You can think of it as zooming in so closely on the curve that it begins to look like a straight line, and the slope of this line is your derivative.

• The general notation for a derivative is \( f'(x) \) or \( \frac{df}{dx} \).
• For simple functions, there are rules such as the power rule, product rule, and chain rule that simplify finding derivatives.
• Derivatives are used in many applications such as finding the velocity in physics, optimizing systems, or dealing with rates of change in economics.

Knowing how to differentiate is not just about mathematics; it's about understanding how and why things change, which is a valuable skill in any field.

The Fundamental Theorem of Calculus serves as a vital link between differentiation and integration. It comprises two parts that provide deep insights into the nature of calculus:

1. **First Part**: This part states that if you have a function \( f \) that is continuous over an interval \([a, b]\), and you define a function \( F \) as the integral of \( f \) from \( a \) to \( x \), then \( F \) is continuous over \([a, b]\) and differentiable over \((a, b)\), with \( F'(x) = f(x) \).
This makes it possible to find the derivative of the integral function equal to the original function used in the integration.
2. **Second Part**: It helps us compute definite integrals. If \( F \) is an antiderivative of \( f \) on \([a, b]\), then: \[\int_{a}^{b} f(x) \, dx = F(b) - F(a)\]The theorem elegantly bridges the concepts of area under a curve (integrals) and the rate of change or slope (derivatives), revealing that they are inverse processes.
Without it, calculus wouldn’t have the powerful applications we leverage today across sciences and engineering.

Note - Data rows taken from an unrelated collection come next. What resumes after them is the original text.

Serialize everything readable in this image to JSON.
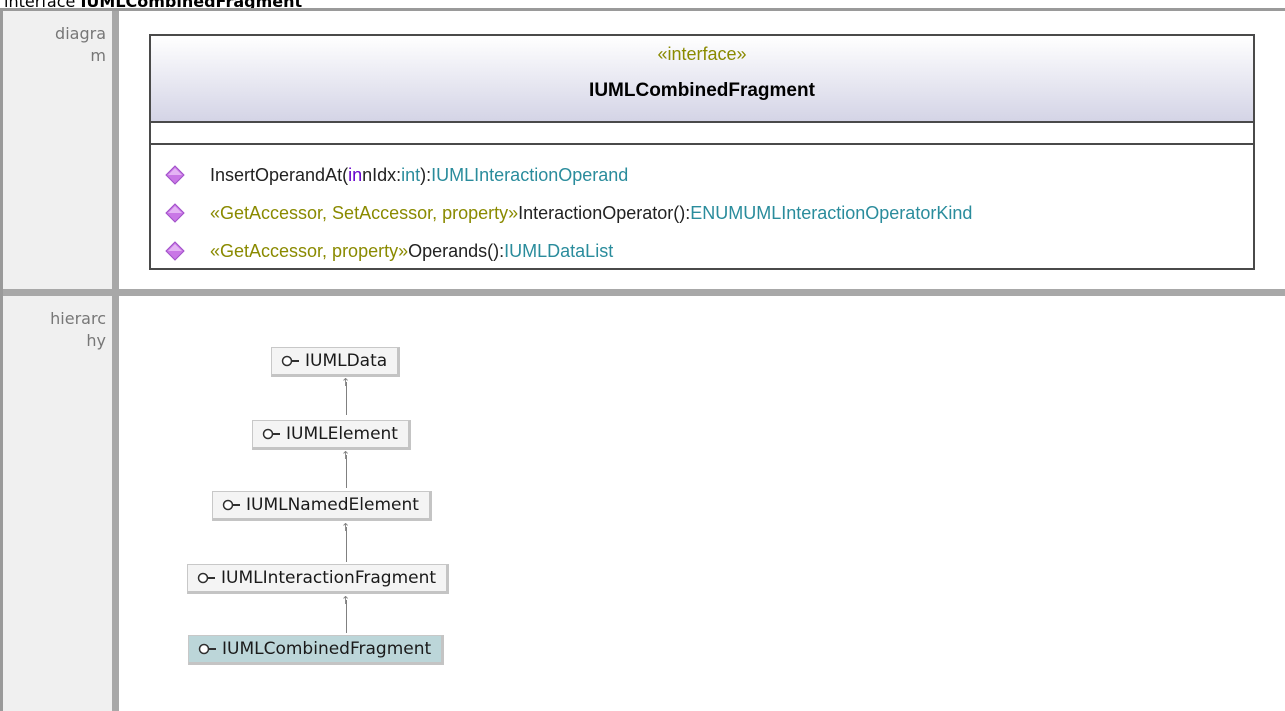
{
  "header": {
    "prefix": "interface",
    "name": "IUMLCombinedFragment"
  },
  "sections": [
    {
      "label": "diagram"
    },
    {
      "label": "hierarchy"
    }
  ],
  "interface_box": {
    "stereotype": "«interface»",
    "title": "IUMLCombinedFragment",
    "operations": [
      {
        "stereotype": "",
        "name": "InsertOperandAt(",
        "param_direction": "in",
        "param_name": " nIdx",
        "param_sep": ":",
        "param_type": "int",
        "close": "):",
        "return_type": "IUMLInteractionOperand"
      },
      {
        "stereotype": "«GetAccessor, SetAccessor, property»",
        "name": " InteractionOperator():",
        "return_type": "ENUMUMLInteractionOperatorKind"
      },
      {
        "stereotype": "«GetAccessor, property»",
        "name": " Operands():",
        "return_type": "IUMLDataList"
      }
    ]
  },
  "hierarchy": [
    {
      "name": "IUMLData",
      "current": false
    },
    {
      "name": "IUMLElement",
      "current": false
    },
    {
      "name": "IUMLNamedElement",
      "current": false
    },
    {
      "name": "IUMLInteractionFragment",
      "current": false
    },
    {
      "name": "IUMLCombinedFragment",
      "current": true
    }
  ],
  "icons": {
    "operation": "public-operation-diamond-icon",
    "interface": "interface-lollipop-icon"
  },
  "colors": {
    "operation_icon": "#c977e6",
    "link_type": "#2a8c9c",
    "keyword": "#6600cc",
    "stereotype": "#8a8a00",
    "current_node": "#bcd6d9",
    "label_bg": "#f0f0f0"
  }
}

Integrals are a cornerstone of calculus, providing a way to accumulate quantities and calculate areas under curves.
When you integrate a function, you essentially add up infinitely small quantities to find the total change or area.
Integrals come in two main types:

• **Indefinite Integrals**: Represented as \( \int f(x) \, dx \), an indefinite integral gives the antiderivative of \( f(x) \). Think of it as reversing the process of differentiation.
  
  • The result always contains a constant \( C \), since differentiation of any constant is zero, thus it gets lost during differentiation.
  • Example: \( \int x^2 \, dx = \frac{x^3}{3} + C \).
• **Definite Integrals**: Represented as \( \int_{a}^{b} f(x) \, dx \), a definite integral calculates the net area between the curve, \( f(x) \), and the x-axis over a specific interval \([a, b]\).
  
  • This type provides a numerical value unlike indefinite integrals.
  • Used in a wide range of applications where total accumulated value is important, such as finding distances, areas, and in probability theory.

Integrals allow us to deal with the accumulation and distribution of quantities, giving us tools to solve real-world problems where summing a series of infinitely small changes is needed, maintaining their relevance in both academic and real-world applications.